Acceleration Bay LLC v. Activision Blizzard Inc.
Filing
285
MEMORANDUM ORDER regarding the objections to Special Master Order #6 (see Memorandum Order for further details). Signed by Judge Richard G. Andrews on 9/5/2017. (nms)
IN THE UNITED STATES DISTRICT COURT
FOR THE DISTRICT OF DELA WARE
ACCELERATION BAY LLC,
Plaintiff,
v.
Civil Action No. 16-453-RGA
ACTIVISION BLIZZARD, INC.,
Defendant.
ACCELERATION BAY LLC,
Plaintiff,
v.
Civil Action No. 16-454-RGA
ELECTRONIC ARTS, INC.,
Defendant.
ACCELERATION BAY LLC,
Plaintiff,
v.
Civil Action No. 16-455-RGA
TAKE-TWO INTERACTIVE
SOFTWARE, INC., et al.,
Defendants.
MEMORANDUM ORDER
Plaintiff has filed objections to Special Master Order #6. (No. 16-453, DJ. 254).
While I understand the basis for the Special Master's Order, it seems to me that
there is another way to handle the disputes.
As to RFP Nos. 150 & 165, I do not think Defendants need the documents to
contest Plaintiffs assertion in the Complaint that it is an operating company, as, if it does
not produce the requested documents, I will bar it at trial (and at the injunction stage, if
we get there) from offering evidence that it is an operating (including incubating,
whatever that means) company (which in any event, it does not appear in any substantial
sense to be). (I do not expect, either, to allow Defendants to refer pejoratively to
Plaintiff. I would expect the testimony to be, from Ward, I'm the President and CEO of
this one-person company (or two persons, if it also employs a patent valuation expert)).
Thus, Plaintiff can either accept my anticipatory ruling, or Plaintiff can respond to the
two RFPs. Plaintiff should within two days advise Defendants which choice it makes.
As to RFP No. 139, I am unclear what the documents between Plaintiff and its
lender are supposed to contain. If they are simply accounting, that is, this is how Plaintiff
spent the lender's money, they are irrelevant. If they contain something more, then they
might be relevant, to the same extent as the documents that are called for by RFP Nos.
150 & 165. Based on the submissions, I do not think Plaintiff has done anything more
than boldly assert Mr. Ward's communications with his lender are work product. (See
D.I. 255-1, Exh. B, depo. p. 151; D.I. 255-1, at 277).
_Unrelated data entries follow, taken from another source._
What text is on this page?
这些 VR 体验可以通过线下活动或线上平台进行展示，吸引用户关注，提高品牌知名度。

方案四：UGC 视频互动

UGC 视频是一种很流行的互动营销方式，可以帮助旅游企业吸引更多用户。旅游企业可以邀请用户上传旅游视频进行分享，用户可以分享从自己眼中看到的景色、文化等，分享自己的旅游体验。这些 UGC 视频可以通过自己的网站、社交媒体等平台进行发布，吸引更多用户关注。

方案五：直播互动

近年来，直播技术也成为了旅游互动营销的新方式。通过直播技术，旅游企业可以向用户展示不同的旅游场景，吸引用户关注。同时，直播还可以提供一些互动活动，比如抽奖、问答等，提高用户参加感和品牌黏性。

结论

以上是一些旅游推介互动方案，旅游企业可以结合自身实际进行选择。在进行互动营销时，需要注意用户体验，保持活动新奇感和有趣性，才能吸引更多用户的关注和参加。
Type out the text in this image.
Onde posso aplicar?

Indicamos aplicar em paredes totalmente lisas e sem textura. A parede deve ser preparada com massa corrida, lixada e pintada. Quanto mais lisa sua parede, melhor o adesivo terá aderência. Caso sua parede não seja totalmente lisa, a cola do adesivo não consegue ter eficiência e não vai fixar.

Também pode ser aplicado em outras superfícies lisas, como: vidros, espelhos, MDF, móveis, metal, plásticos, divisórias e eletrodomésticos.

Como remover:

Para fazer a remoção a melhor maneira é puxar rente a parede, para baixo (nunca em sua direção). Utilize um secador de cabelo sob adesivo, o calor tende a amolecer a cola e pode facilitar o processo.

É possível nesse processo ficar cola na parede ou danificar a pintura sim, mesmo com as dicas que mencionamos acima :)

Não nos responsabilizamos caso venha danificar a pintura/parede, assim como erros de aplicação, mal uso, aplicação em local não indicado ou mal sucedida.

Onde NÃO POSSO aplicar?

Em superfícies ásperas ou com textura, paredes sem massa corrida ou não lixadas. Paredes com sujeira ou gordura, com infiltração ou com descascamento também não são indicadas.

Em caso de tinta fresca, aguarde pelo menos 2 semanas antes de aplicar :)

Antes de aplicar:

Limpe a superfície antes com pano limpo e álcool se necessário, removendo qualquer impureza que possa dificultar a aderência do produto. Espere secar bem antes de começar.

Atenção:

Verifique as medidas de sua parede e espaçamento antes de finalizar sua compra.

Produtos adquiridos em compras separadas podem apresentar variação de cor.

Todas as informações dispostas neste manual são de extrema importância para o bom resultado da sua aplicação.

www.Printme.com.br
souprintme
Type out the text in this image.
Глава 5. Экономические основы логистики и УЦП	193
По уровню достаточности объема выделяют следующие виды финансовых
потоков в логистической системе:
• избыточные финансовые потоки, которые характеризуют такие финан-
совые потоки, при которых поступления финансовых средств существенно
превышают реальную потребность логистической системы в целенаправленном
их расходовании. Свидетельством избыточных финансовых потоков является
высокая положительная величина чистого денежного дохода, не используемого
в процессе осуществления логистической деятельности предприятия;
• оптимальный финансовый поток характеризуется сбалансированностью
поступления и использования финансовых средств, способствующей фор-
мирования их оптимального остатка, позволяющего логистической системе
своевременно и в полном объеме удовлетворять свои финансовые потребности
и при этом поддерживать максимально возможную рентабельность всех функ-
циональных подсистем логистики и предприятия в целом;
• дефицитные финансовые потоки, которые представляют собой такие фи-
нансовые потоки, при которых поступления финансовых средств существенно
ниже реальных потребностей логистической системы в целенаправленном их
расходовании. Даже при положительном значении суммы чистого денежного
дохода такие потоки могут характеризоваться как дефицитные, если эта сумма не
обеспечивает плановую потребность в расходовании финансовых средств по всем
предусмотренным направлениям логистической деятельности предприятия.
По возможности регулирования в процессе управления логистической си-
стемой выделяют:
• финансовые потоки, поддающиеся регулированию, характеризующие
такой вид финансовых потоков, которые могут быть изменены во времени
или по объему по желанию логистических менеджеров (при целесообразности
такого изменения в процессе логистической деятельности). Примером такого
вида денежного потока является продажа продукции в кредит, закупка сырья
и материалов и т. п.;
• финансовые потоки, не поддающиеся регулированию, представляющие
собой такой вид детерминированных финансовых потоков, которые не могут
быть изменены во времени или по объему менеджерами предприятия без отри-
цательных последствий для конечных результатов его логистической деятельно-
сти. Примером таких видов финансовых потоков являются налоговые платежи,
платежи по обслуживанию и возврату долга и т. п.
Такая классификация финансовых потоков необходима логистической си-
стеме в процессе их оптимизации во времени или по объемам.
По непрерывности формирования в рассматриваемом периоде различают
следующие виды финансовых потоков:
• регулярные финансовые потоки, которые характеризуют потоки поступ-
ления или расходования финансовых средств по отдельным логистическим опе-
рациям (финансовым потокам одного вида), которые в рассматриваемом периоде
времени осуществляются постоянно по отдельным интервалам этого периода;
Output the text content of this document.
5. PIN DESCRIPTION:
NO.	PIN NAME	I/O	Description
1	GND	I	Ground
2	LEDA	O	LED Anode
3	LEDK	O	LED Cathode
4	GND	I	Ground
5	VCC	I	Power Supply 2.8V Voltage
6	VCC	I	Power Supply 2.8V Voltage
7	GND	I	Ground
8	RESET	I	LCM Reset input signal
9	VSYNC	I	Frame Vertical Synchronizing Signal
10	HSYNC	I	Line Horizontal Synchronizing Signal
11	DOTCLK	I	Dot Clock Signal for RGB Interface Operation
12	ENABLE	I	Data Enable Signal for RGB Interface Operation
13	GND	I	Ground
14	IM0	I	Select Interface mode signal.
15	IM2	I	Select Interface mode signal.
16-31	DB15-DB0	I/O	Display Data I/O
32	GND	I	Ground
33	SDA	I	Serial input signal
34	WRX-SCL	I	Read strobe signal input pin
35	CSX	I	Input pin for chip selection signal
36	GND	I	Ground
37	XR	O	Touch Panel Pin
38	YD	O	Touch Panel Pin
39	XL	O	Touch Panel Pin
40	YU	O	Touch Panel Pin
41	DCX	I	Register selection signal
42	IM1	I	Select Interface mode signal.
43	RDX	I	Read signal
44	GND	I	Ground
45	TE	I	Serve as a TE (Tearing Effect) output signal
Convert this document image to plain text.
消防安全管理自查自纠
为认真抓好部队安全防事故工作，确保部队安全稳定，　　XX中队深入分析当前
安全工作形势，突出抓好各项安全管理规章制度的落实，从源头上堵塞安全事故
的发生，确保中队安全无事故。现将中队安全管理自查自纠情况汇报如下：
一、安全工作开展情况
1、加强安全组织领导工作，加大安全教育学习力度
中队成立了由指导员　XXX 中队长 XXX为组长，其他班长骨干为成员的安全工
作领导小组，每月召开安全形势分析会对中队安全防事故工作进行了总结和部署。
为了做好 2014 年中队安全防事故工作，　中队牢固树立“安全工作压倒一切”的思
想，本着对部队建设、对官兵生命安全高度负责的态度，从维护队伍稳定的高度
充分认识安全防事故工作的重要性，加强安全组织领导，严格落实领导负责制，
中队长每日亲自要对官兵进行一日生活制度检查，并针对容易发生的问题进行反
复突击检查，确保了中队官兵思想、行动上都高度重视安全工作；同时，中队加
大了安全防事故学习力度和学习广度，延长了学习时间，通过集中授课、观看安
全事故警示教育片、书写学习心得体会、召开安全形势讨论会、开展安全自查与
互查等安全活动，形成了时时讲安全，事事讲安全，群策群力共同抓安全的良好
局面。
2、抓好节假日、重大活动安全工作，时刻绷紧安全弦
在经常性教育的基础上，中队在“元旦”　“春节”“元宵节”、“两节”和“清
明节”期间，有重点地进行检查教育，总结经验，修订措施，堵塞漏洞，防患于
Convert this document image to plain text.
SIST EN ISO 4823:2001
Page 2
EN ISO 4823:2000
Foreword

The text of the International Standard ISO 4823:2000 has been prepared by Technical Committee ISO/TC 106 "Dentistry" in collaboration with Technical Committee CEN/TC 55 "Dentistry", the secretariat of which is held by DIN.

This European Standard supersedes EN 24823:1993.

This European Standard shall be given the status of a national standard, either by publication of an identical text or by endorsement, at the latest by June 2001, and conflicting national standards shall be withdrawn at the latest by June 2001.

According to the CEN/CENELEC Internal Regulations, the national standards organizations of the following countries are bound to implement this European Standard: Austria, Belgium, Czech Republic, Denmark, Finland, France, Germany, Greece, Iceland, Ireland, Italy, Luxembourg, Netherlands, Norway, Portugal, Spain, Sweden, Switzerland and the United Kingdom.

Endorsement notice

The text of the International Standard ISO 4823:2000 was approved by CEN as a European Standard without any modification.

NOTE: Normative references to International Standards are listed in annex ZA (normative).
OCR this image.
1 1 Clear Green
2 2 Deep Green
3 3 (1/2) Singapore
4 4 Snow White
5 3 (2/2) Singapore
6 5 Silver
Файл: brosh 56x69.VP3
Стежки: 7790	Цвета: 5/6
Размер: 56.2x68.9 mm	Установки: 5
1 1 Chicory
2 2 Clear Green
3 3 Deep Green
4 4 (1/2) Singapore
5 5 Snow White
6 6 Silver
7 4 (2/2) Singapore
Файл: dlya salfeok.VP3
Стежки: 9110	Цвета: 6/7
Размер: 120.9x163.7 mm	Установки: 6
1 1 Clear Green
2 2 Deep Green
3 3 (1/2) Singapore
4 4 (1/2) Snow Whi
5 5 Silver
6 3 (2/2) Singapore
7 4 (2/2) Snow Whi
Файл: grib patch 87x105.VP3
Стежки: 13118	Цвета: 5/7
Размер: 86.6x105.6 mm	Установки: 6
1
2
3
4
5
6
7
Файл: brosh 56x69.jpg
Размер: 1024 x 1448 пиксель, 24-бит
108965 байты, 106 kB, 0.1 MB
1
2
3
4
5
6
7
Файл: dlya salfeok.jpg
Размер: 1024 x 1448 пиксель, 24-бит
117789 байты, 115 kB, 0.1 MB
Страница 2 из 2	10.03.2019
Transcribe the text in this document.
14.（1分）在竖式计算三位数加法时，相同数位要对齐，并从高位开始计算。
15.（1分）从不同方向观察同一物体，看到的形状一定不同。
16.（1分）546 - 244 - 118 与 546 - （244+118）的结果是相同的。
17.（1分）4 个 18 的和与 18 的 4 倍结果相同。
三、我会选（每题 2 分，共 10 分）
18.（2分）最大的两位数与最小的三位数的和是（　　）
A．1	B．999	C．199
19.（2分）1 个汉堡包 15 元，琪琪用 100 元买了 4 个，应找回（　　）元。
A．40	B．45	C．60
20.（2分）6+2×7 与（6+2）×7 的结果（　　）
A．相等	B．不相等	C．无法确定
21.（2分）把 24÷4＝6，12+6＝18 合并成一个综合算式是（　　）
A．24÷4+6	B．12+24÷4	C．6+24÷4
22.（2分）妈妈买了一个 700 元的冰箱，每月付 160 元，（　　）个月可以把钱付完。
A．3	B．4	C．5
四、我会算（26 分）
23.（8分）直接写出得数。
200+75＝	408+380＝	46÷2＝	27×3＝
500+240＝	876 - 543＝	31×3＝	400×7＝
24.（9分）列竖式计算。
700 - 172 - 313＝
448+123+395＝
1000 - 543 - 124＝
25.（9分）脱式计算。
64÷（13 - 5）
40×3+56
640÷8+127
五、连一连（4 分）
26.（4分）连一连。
As I understand it, Plaintiffs litigation financing is publicly available. Thus, with
that understanding, I am not convinced that Defendants need the unredacted agreement
(although I agree with Defendants and the Special Master that my earlier ruling was in a
different context and does not foreclose Defendants' request at this time). I do not think
the unredacted agreement, or any other documents, are likely relevant to the determining
the purchase price, which appears to be $250,000 with the possibility of substantial
additional payments of up to $22,000,000. (D.I. 254, p.5 n.4). In any event, the purchase
price is determined by the agreement between Plaintiff and Boeing. Thus, I do not
require production of an unredacted copy of the agreement.
The source of the $250,000 payment is a different matter. The circumstances are
mysterious as to how it could have been made before Plaintiff had any financing.
There
is enough smoke there to make it relevant to impeachment. Thus, Plaintiff must respond
to RFP No. 167.
Thus, as stated above, I adopt the Special Master's Order as to RFP No. 167, and
as to the balance, Plaintiff need not produce any of the requested documents, as they are
not relevant to the issues that will remain in the case. If, however, Plaintiff wants to be
able to argue that it should be allowed to present evidence at trial that it is an "operating
company," then it must comply with the Special Master's Order as to the other three
RFPs.
IT IS SO ORDERED this -5:.._ day of September 2017.